Veo en la prensa una fotografía de Paul McCartney con motivo de sus felices setenta. El ex Beatle exhibe una guitarra que lleva pintada, ¿cómo no? la Union Jack. ¿Puede haber alguna imagen más elocuente de la marca país?

La bandera británica lo mismo puede adornar una guitarra que unos calzoncillos o un rollo de papel higiénico sin que nadie se rasgue por ello las vestiduras, como ocurre en otras partes con esos símbolos patrióticos.

Algo parecido ocurre con las barras y estrellas o con la cruz blanca sobre fondo rojo de la bandera helvética, símbolos a los que recurren muchas veces las empresas de esos países para mejorar la aceptación de sus productos lo mismo dentro que fuera de sus fronteras.

Viene todo esto a cuenta del debate que no cesa aquí sobre la necesidad que tenemos españoles de hacer mucho más visible nuestra propia marca para, entre otras cosas, superar viejos estereotipos, que nos identifican aún con los toros y el flamenco, a los que se han sumado últimamente, para nuestra desgracia, el ladrillo y la acompañante corrupción.

Pero la marca país empieza en casa. No se puede convencer a los demás de aquello en lo que uno mismo no parece creer demasiado. Y ha habido siempre en este país un problema de papanatismo que hace que desconfiemos de lo propio y valoremos siempre lo ajeno aunque pueda ser inferior.

¿Quién compraría por ejemplo una máquina de afeitar o un electrodoméstico que se llamase «Moreno»? Pero todo el mundo está orgulloso de sus aparatos «Braun», que es el equivalente de ese apellido en alemán. Y ¿presumiríamos tanto de un automóvil que se hubiera bautizado «Coche del Pueblo» que de un VW, es decir de un Volkswagen, que es como se bautizó bajo Hitler a ese coche destinado en principio a las masas.

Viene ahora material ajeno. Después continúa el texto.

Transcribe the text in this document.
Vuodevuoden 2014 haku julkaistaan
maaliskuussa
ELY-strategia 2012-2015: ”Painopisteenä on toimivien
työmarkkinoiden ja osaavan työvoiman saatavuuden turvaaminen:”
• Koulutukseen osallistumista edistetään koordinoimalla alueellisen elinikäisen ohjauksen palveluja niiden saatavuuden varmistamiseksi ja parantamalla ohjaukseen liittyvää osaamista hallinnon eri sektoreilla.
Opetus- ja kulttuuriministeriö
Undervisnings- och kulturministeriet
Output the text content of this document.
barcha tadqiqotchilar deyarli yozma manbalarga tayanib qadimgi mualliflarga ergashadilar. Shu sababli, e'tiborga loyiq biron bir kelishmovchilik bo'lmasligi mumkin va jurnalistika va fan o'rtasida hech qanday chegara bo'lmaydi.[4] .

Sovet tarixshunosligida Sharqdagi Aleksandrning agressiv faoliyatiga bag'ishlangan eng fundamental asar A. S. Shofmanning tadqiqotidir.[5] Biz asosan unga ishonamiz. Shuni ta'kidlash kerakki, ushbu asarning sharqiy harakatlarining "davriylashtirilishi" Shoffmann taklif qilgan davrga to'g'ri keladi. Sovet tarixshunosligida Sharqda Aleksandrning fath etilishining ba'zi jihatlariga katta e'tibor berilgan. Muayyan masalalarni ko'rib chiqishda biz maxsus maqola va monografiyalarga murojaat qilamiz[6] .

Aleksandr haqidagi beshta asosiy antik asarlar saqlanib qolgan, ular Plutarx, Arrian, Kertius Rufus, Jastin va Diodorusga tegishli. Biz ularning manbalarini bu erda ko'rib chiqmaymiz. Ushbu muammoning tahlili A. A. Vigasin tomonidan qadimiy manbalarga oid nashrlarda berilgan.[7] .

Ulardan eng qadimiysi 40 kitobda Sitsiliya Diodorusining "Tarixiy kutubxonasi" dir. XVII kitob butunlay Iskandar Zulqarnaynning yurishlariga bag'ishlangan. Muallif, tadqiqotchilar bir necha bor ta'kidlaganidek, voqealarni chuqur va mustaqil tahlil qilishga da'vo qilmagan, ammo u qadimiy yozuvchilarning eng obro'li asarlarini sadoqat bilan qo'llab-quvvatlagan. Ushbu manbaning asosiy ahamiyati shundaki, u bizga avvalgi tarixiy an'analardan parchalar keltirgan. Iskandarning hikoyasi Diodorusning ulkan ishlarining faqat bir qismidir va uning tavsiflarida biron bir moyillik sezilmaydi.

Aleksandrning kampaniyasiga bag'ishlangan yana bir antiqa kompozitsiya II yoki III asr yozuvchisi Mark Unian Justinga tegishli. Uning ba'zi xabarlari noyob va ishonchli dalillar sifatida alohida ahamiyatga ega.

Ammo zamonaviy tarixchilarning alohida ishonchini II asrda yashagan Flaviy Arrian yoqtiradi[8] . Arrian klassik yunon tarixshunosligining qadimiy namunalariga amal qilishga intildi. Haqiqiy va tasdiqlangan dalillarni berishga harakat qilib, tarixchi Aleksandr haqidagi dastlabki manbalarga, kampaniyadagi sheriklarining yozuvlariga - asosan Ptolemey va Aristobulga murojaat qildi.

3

Tanto Braun como Volkswagen, Siemens, Bosch y tantas otras marcas alemanas se han convertido en sinónimo de calidad y fiabilidad de sus respectivos productos.

Pero no. Por culpa de ese papanatismo, que nos hace infravalorar siempre lo propio, nuestros industriales tienden muchas veces a dar a sus productos una falsa identidad, una marca que suene a extranjera porque piensan con razón que así tendrán mejor aceptación tanto dentro como fuera.

Y así contribuimos con productos de excelente calidad y diseño como los de moda a reforzar la imagen de otros países, como pueden ser Italia o Gran Bretaña, al elegir nombres italianos o ingleses para la ropa, el calzado, la perfumería u otros muchos productos fabricados aquí y capaces de competir ventajosamente en cuanto a calidad y presentación con muchos ajenos.

Puede ocurrir que a las empresas en cuestión no les importe demasiado porque de lo que se trata es de vender, cualquiera que sea la estratagema utilizada. Pero al país y al conjunto de sus industrias, incluida una tan poderosa como es el turismo, sí debería importarles el que se pierda una posibilidad de acabar con viejos estereotipos y presentar una imagen mucho más acorde con la realidad actual.

En el caso español, por ejemplo, acontecimientos de repercusión internacional como la exposición de Sevilla de 1992, los Juegos Olímpicos de Barcelona y la construcción del museo Guggenheim en Bilbao, sirvieron en su momento para impulsar el turismo hacia esas ciudades y dar una imagen de modernidad y eficacia que beneficiaron a la nación en su conjunto.

Y lo mismo pasa con las grandes exposiciones que organizan por ejemplo El Prado, el museo Thyssen-Bornemisza o los estrenos operísticos mundiales del Teatro Real porque no olvidemos que la cultura es uno de los elementos que más contribuyen a reforzar positivamente la imagen exterior de un país.

Precisamente ahora, cuando por culpa de la crisis sólo se asocia a España con el despilfarro de muchos gobiernos regionales y con la irresponsabilidad de tantos políticos y banqueros, se hace más urgente que nunca olvidarse de papanatismos , injustificados complejos de inferioridad y estrategias egoístas y cortoplacistas, y pensar en cómo reforzar fuera, en beneficio de todos, la marca España.